# Lecture 2: Data Sources

### Zhentao Shi

《汉书·地理志》:京兆尹，元始二年户十九万五千七百二，口六十八万二千四百六十八。县十二：长安，新丰，船司空，蓝田，华阴，郑，湖，下邽，南陵，奉明，霸陵，杜陵。

kernel: base (python 3.11.3)

* Online archives
* API (Application Programming Interface)
* Proprietary data
* Survey data

## Public data

* Time Series
  - Natural ordering of observations
  - A single realization in history
  - eg. GDP, stock prices

* Microeconomic data
  - No natural ordering
  - Collected at the same time, or time does not matter
  - [Auction data](https://capcp.la.psu.edu/data-and-software/alaska-oil-and-gas-auction-data/)

* Aggregate panel data
  - [Penn World Table](https://www.rug.nl/ggdc/productivity/pwt/?lang=en)
  - [Atlas Trade Data](https://atlas.cid.harvard.edu/about-data)
  - [IMF databases](https://data.imf.org/?sk=388DFA60-1D26-4ADE-B505-A05A558D9A42&sId=1479329132316)

## Gated Data

* Applications needed
  * Chinese Longitudinal Healthy Longevity Survey [link](https://www.icpsr.umich.edu/web/NACDA/studies/36692)
  * China Household Finance Survey [link](https://chfs.swufe.edu.cn/)


## CUHK Library

* [LSEG (formerly Refinitiv)](http://easyaccess1.lib.cuhk.edu.hk/limited/refinitiv.html)
* [WRDS](http://easyaccess1.lib.cuhk.edu.hk/limited/wrds.htm)
* [CEIC](https://cas-ceicdata-com.easyaccess1.lib.cuhk.edu.hk/login#)


## Econ Department

* WIND
* CEIC
* Bloomberg
* China Census

## Time Series

- Macroeconomics
  - 国家统计局 [National Bureau of Statistics](https://data.stats.gov.cn/easyquery.htm?cn=B01)
  - Federal Reserve [FRED database](https://research.stlouisfed.org/econ/mccracken/fred-databases/)
- Financial
  - [Yahoo Finance](https://finance.yahoo.com/)

## HK GDP

* [Census and Statistics Department](https://www.censtatd.gov.hk/en/web_table.html?id=33#)
  * Webpage With API

In [3]:
import requests
import pandas as pd
import json
import pandas_datareader as pdr
import matplotlib.pyplot as plt
import numpy as np


In [None]:

url = "https://www.censtatd.gov.hk/api/get.php?id=310-31003&lang=en&param=N4KABGBEDGBukC4yghSBxAIgBQPoGEB5AWW0IDkBRcgFUTAG1xU0AxTSAGmZckw+4s02fJS49UGUeKFQsrfKxlDI+AJIA1ZbwAa6AMrbJxA0bR6zUHYcEqTlyMUMSAuswC+tyAGd4SFJJE5PRMspAASgCGAO64xLgAFgDWACa4KQ4AmgD2mbgAjCkADrgApLjekK4eXkUApgBOAJbZGf4SPgAukQ2d9JAATAAMA-lD+VUQnsyQTW1QAMxjALRLQ0MLypAANpEAdgDm-XV7Ve5AA"

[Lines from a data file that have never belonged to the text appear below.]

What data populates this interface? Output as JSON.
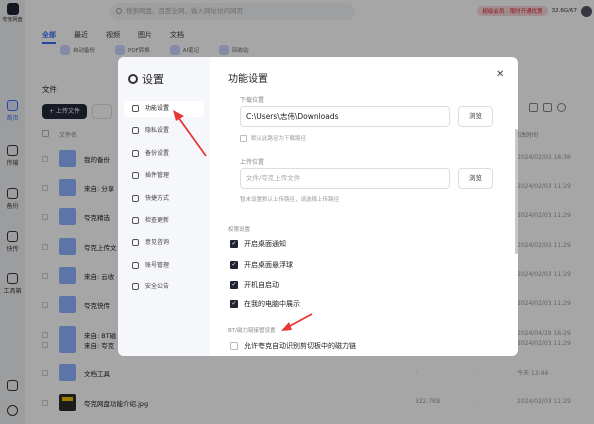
{
  "app": {
    "logo_text": "夸克网盘"
  },
  "search": {
    "placeholder": "搜索网盘、百度全网，输入网址访问网页"
  },
  "topbar": {
    "promo": "超级会员 · 限时开通优惠",
    "storage": "32.6G/67"
  },
  "rail": [
    {
      "label": "首页",
      "icon": "home-icon",
      "active": true
    },
    {
      "label": "传输",
      "icon": "transfer-icon"
    },
    {
      "label": "备份",
      "icon": "backup-icon"
    },
    {
      "label": "快传",
      "icon": "send-icon"
    },
    {
      "label": "工具箱",
      "icon": "toolbox-icon"
    }
  ],
  "tabs": [
    "全部",
    "最近",
    "视频",
    "图片",
    "文档"
  ],
  "quick": [
    "自动备份",
    "PDF转换",
    "AI笔记",
    "回收站"
  ],
  "files_title": "文件",
  "upload_label": "上传文件",
  "columns": {
    "name": "文件名",
    "modified": "修改时间"
  },
  "rows": [
    {
      "name": "我的备份",
      "size": "",
      "date": "2024/02/03 18:36"
    },
    {
      "name": "来自: 分享",
      "size": "",
      "date": "2024/02/03 11:29"
    },
    {
      "name": "夸克精选",
      "size": "",
      "date": "2024/02/03 11:29"
    },
    {
      "name": "夸克上传文",
      "size": "",
      "date": "2024/02/03 11:29"
    },
    {
      "name": "来自: 云收",
      "size": "",
      "date": "2024/02/03 11:29"
    },
    {
      "name": "夸克快传",
      "size": "",
      "date": "2024/02/03 11:29"
    },
    {
      "name": "来自: BT磁",
      "size": "",
      "date": "2024/04/28 16:29"
    },
    {
      "name": "来自: 夸克",
      "size": "",
      "date": "2024/02/03 11:29"
    },
    {
      "name": "文档工具",
      "size": "-",
      "date": "今天 13:44"
    },
    {
      "name": "夸克网盘功能介绍.jpg",
      "size": "322.7KB",
      "date": "2024/02/03 11:29"
    }
  ],
  "dialog": {
    "title": "设置",
    "section_title": "功能设置",
    "menu": [
      {
        "label": "功能设置",
        "icon": "sliders-icon",
        "active": true
      },
      {
        "label": "隐私设置",
        "icon": "shield-icon"
      },
      {
        "label": "备份设置",
        "icon": "backup-icon"
      },
      {
        "label": "插件管理",
        "icon": "plugin-icon"
      },
      {
        "label": "快捷方式",
        "icon": "shortcut-icon"
      },
      {
        "label": "检查更新",
        "icon": "update-icon"
      },
      {
        "label": "意见咨询",
        "icon": "feedback-icon"
      },
      {
        "label": "账号管理",
        "icon": "account-icon"
      },
      {
        "label": "安全公告",
        "icon": "notice-icon"
      }
    ],
    "download_label": "下载位置",
    "download_path": "C:\\Users\\志伟\\Downloads",
    "browse_label": "浏览",
    "default_download": "默认此路径为下载路径",
    "upload_label": "上传位置",
    "upload_placeholder": "文件/夸克上传文件",
    "upload_hint": "暂未设置默认上传路径，请选择上传路径",
    "permissions_label": "权限设置",
    "options": [
      {
        "label": "开启桌面通知",
        "checked": true
      },
      {
        "label": "开启桌面悬浮球",
        "checked": true
      },
      {
        "label": "开机自启动",
        "checked": true
      },
      {
        "label": "在我的电脑中展示",
        "checked": true
      }
    ],
    "bt_label": "BT/磁力链接管设置",
    "bt_option": "允许夸克自动识别剪切板中的磁力链",
    "bt_checked": false
  },
  "accent_color": "#3a6cf4",
  "arrow_color": "#e53935"
}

response = requests.get(url)
data = response.json()

df = pd.DataFrame(data['dataSet'])
df

## Federal Reserve

* China GDP [[link](https://fred.stlouisfed.org/series/MKTGDPCNA646NWDB)]

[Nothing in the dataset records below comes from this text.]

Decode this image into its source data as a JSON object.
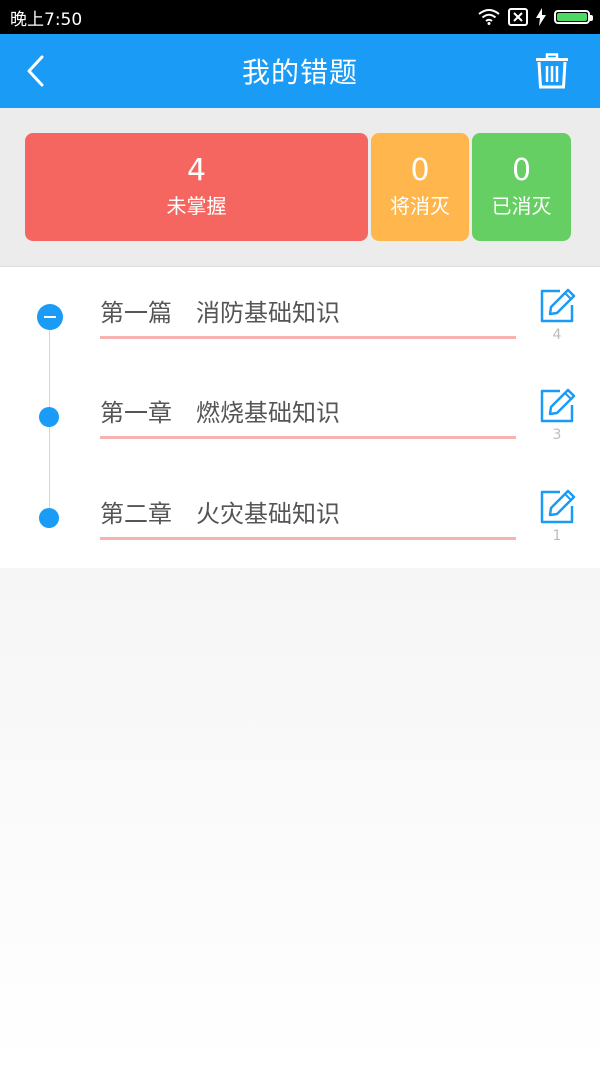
{
  "status_bar": {
    "time": "晚上7:50"
  },
  "header": {
    "title": "我的错题"
  },
  "summary": {
    "unmastered": {
      "count": "4",
      "label": "未掌握"
    },
    "to_eliminate": {
      "count": "0",
      "label": "将消灭"
    },
    "eliminated": {
      "count": "0",
      "label": "已消灭"
    }
  },
  "chapters": [
    {
      "title": "第一篇　消防基础知识",
      "count": "4"
    },
    {
      "title": "第一章　燃烧基础知识",
      "count": "3"
    },
    {
      "title": "第二章　火灾基础知识",
      "count": "1"
    }
  ],
  "colors": {
    "primary": "#1a9bf6",
    "red": "#f4665f",
    "orange": "#feb64d",
    "green": "#66cf63",
    "underline": "#f6b3b0"
  }
}
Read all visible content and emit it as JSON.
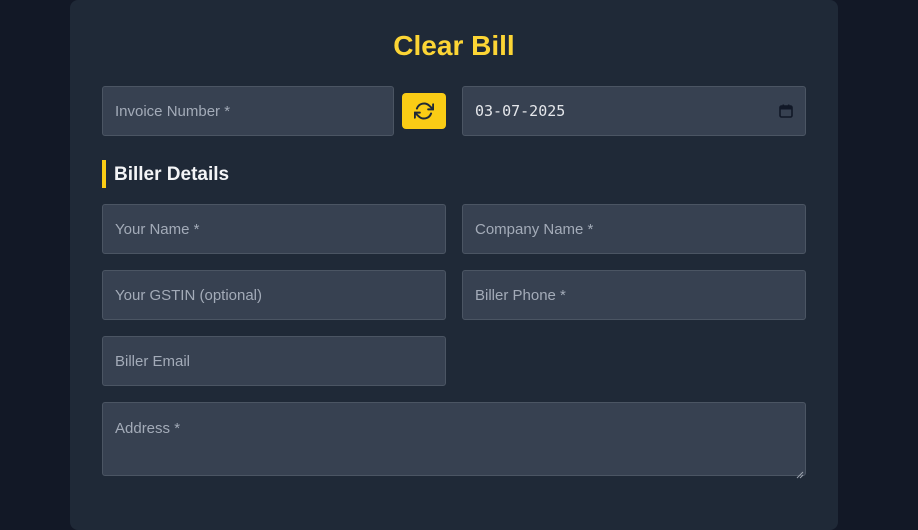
{
  "form": {
    "title": "Clear Bill",
    "invoice_number_placeholder": "Invoice Number *",
    "date_value": "03-07-2025"
  },
  "biller": {
    "section_title": "Biller Details",
    "name_placeholder": "Your Name *",
    "company_placeholder": "Company Name *",
    "gstin_placeholder": "Your GSTIN (optional)",
    "phone_placeholder": "Biller Phone *",
    "email_placeholder": "Biller Email",
    "address_placeholder": "Address *"
  },
  "icons": {
    "refresh": "refresh-icon",
    "calendar": "calendar-icon"
  },
  "colors": {
    "page_bg": "#121826",
    "card_bg": "#1f2937",
    "field_bg": "#374151",
    "accent": "#facc15",
    "title": "#fcd535"
  }
}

* [DataReader](https://pydata.github.io/pandas-datareader/devel/remote_data.html) provides direct online access.

In [None]:
data = pdr.get_data_fred('MKTGDPCNA646NWDB')
print(data)
data.plot()
plt.show()


Another example: [Quarterly US Industrial Production Index](https://fred.stlouisfed.org/series/IPB50001SQ)


In [None]:
data = pdr.get_data_fred('IPB50001SQ')
data.plot()
plt.show()


## Finance Data


* [Yahoo Finance](https://finance.yahoo.com/)

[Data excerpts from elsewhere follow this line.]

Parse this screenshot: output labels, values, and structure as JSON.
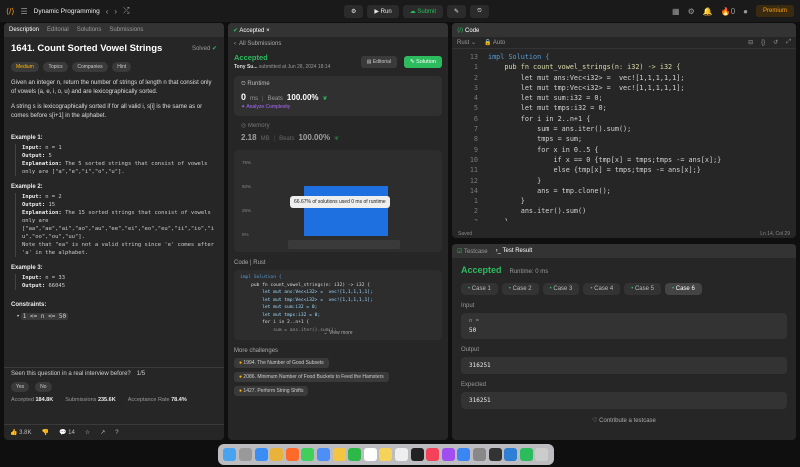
{
  "topbar": {
    "title": "Dynamic Programming",
    "run": "Run",
    "submit": "Submit",
    "premium": "Premium",
    "streak": "0"
  },
  "left": {
    "tabs": [
      "Description",
      "Editorial",
      "Solutions",
      "Submissions"
    ],
    "title": "1641. Count Sorted Vowel Strings",
    "status": "Solved",
    "tags": [
      "Medium",
      "Topics",
      "Companies",
      "Hint"
    ],
    "p1": "Given an integer n, return the number of strings of length n that consist only of vowels (a, e, i, o, u) and are lexicographically sorted.",
    "p2": "A string s is lexicographically sorted if for all valid i, s[i] is the same as or comes before s[i+1] in the alphabet.",
    "ex1_h": "Example 1:",
    "ex1_in": "n = 1",
    "ex1_out": "5",
    "ex1_exp": "The 5 sorted strings that consist of vowels only are [\"a\",\"e\",\"i\",\"o\",\"u\"].",
    "ex2_h": "Example 2:",
    "ex2_in": "n = 2",
    "ex2_out": "15",
    "ex2_exp": "The 15 sorted strings that consist of vowels only are",
    "ex2_list": "[\"aa\",\"ae\",\"ai\",\"ao\",\"au\",\"ee\",\"ei\",\"eo\",\"eu\",\"ii\",\"io\",\"iu\",\"oo\",\"ou\",\"uu\"].",
    "ex2_note": "Note that \"ea\" is not a valid string since 'e' comes after 'a' in the alphabet.",
    "ex3_h": "Example 3:",
    "ex3_in": "n = 33",
    "ex3_out": "66045",
    "constraints_h": "Constraints:",
    "constraint": "1 <= n <= 50",
    "interview_q": "Seen this question in a real interview before?",
    "interview_count": "1/5",
    "yes": "Yes",
    "no": "No",
    "accepted_label": "Accepted",
    "accepted_val": "184.8K",
    "subs_label": "Submissions",
    "subs_val": "235.6K",
    "rate_label": "Acceptance Rate",
    "rate_val": "78.4%",
    "likes": "3.8K",
    "comments": "14"
  },
  "mid": {
    "tab": "Accepted",
    "back": "All Submissions",
    "status": "Accepted",
    "user": "Tony Su...",
    "submitted": "submitted at Jun 28, 2024 18:14",
    "editorial": "Editorial",
    "solution": "Solution",
    "runtime_h": "Runtime",
    "runtime_val": "0",
    "runtime_unit": "ms",
    "beats": "Beats",
    "runtime_pct": "100.00%",
    "analyze": "Analyze Complexity",
    "memory_h": "Memory",
    "memory_val": "2.18",
    "memory_unit": "MB",
    "memory_pct": "100.00%",
    "tooltip": "66.67% of solutions used 0 ms of runtime",
    "yticks": [
      "75%",
      "50%",
      "25%",
      "0%"
    ],
    "code_h": "Code",
    "lang": "Rust",
    "view_more": "View more",
    "more_h": "More challenges",
    "challenges": [
      "1994. The Number of Good Subsets",
      "2086. Minimum Number of Food Buckets to Feed the Hamsters",
      "1427. Perform String Shifts"
    ]
  },
  "code": {
    "title": "Code",
    "lang": "Rust",
    "auto": "Auto",
    "saved": "Saved",
    "pos": "Ln 14, Col 29",
    "lines": [
      {
        "n": "13",
        "t": "impl Solution {"
      },
      {
        "n": "1",
        "t": "    pub fn count_vowel_strings(n: i32) -> i32 {"
      },
      {
        "n": "2",
        "t": "        let mut ans:Vec<i32> =  vec![1,1,1,1,1];"
      },
      {
        "n": "3",
        "t": "        let mut tmp:Vec<i32> =  vec![1,1,1,1,1];"
      },
      {
        "n": "4",
        "t": "        let mut sum:i32 = 0;"
      },
      {
        "n": "5",
        "t": "        let mut tmps:i32 = 0;"
      },
      {
        "n": "6",
        "t": "        for i in 2..n+1 {"
      },
      {
        "n": "7",
        "t": "            sum = ans.iter().sum();"
      },
      {
        "n": "8",
        "t": "            tmps = sum;"
      },
      {
        "n": "9",
        "t": "            for x in 0..5 {"
      },
      {
        "n": "10",
        "t": "                if x == 0 {tmp[x] = tmps;tmps -= ans[x];}"
      },
      {
        "n": "11",
        "t": "                else {tmp[x] = tmps;tmps -= ans[x];}"
      },
      {
        "n": "12",
        "t": "            }"
      },
      {
        "n": "14",
        "t": "            ans = tmp.clone();"
      },
      {
        "n": "1",
        "t": "        }"
      },
      {
        "n": "2",
        "t": "        ans.iter().sum()"
      },
      {
        "n": "3",
        "t": "    }"
      },
      {
        "n": "4",
        "t": "}"
      }
    ]
  },
  "test": {
    "tab1": "Testcase",
    "tab2": "Test Result",
    "status": "Accepted",
    "runtime": "Runtime: 0 ms",
    "cases": [
      "Case 1",
      "Case 2",
      "Case 3",
      "Case 4",
      "Case 5",
      "Case 6"
    ],
    "input_h": "Input",
    "input_var": "n =",
    "input_val": "50",
    "output_h": "Output",
    "output_val": "316251",
    "expected_h": "Expected",
    "expected_val": "316251",
    "contribute": "Contribute a testcase"
  }
}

* Tick `AAPL` for *Apple Inc.* 

In [None]:
import yfinance as yf

data = yf.download('AAPL')
print(data.tail())
data['Close'].plot()
plt.show()

### Shanghai Composite Index

In [None]:
data = yf.download("000001.SS", start='2000-01-01')
data['Close'].plot()
plt.show()

### 000001.SS Return

In [None]:
import numpy as np

SH = data['Close']
SH_diff = np.diff(np.log(SH))

plt.plot(SH_diff)
plt.show()

### Cryptocurrencies

In [None]:
BTC = yf.download('BTC-USD', start='2021-07-01')['Close']
ETH = yf.download('ETH-USD', start='2021-07-01')['Close']

plt.figure(figsize=(10, 5))
plt.subplot(1, 2, 1)
BTC.plot()
plt.title('BTC-USD')

plt.subplot(1, 2, 2)
ETH.plot()
plt.title('ETH-USD')

plt.figure(figsize=(10, 5))
plt.plot(ETH.values, BTC.values)
plt.xlabel('ETH')
plt.ylabel('BTC')
plt.title('BTC vs ETH')
plt.show()

## Repeated Data Download

* Example: HKMA [API](https://apidocs.hkma.gov.hk/documentation/market-data-and-statistics/daily-monetary-statistics/daily-figures-interbank-liquidity/)
  * Save as a csv file
  * Repeat the regular job via `cron` in Linux

In [8]:
url = "https://api.hkma.gov.hk/public/market-data-and-statistics/daily-monetary-statistics/daily-figures-interbank-liquidity"
response = requests.get(url)
data = response.json()

hkma = pd.DataFrame(data['result'])
hkma.to_csv('hkma.csv', index=False)

## Access Database

* API for CEIC

### Bank Marketing Data


* Direct marketing campaigns of a Portuguese banking institution. 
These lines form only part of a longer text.